There’s a lesson here that is applicable beyond North Carolina’s borders. The discussion about charter schools is not some winner-take-all battle. In such fights, the real losers are our students. When we all decide that the solution is to make students the winners, then we’re fighting on the same side.

However, there is still much work to do. Even after a quarter of a century of charter schools, we’re still battling the same naysayers from the 1990s who asserted that charters would not improve our state’s public education system.

President Biden should reconsider his decision to limit charter funding and growth. Charter schools comprise up to 50% of the educational choices in some states. Limitations on families’ access to them will have devastating and long-lasting effects on individual students and communities reliant on strong academic instruction and school wraparound support. 

As we rebuild our education system from the pandemic, it is imperative that we allow our students to continue flourishing in schools we know are prepared to serve their needs and communities. For 25 years, charter schools have demonstrated that they can boost student performance and foster substantial academic achievement within communities that were generally underserved.
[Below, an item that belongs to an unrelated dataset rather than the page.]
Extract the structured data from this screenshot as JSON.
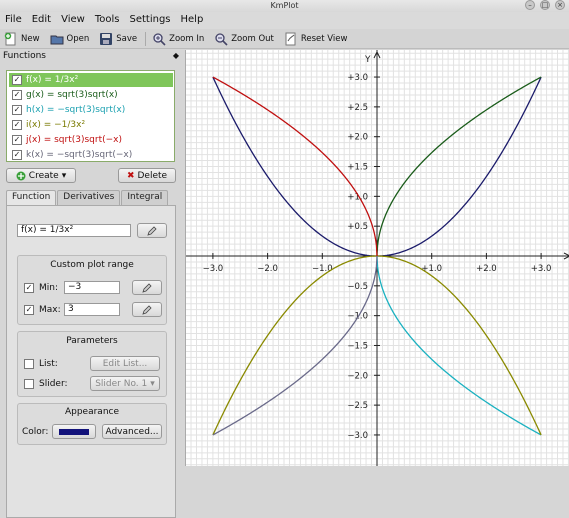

This is not the time to stop buttressing districts and communities that deserve high-quality educational options.

As a lifelong advocate and veteran educator, I practice what I preach. My own daughter graduated from our local district-run public school, which was the best option for her. During that same time, I also founded a charter school in our area, which also met the needs of students in my community. They found that it provided options and filled the needs that our local district-run public school couldn’t provide.

Many local and national policymakers did exactly what I did and sent their children to schools that worked best for them — private, public charter, or district-run schools. Policymakers have a responsibility to enact policies and encourage support of charter schools because their constituents’ children deserve the same options they enjoyed.

The last 25 years and the last few months in North Carolina show that when parents and policymakers debate like their children’s futures depend on it, the right answers aren’t that hard to figure out.

Rhonda Dillingham is the executive director of the North Carolina Association for Public Charter Schools.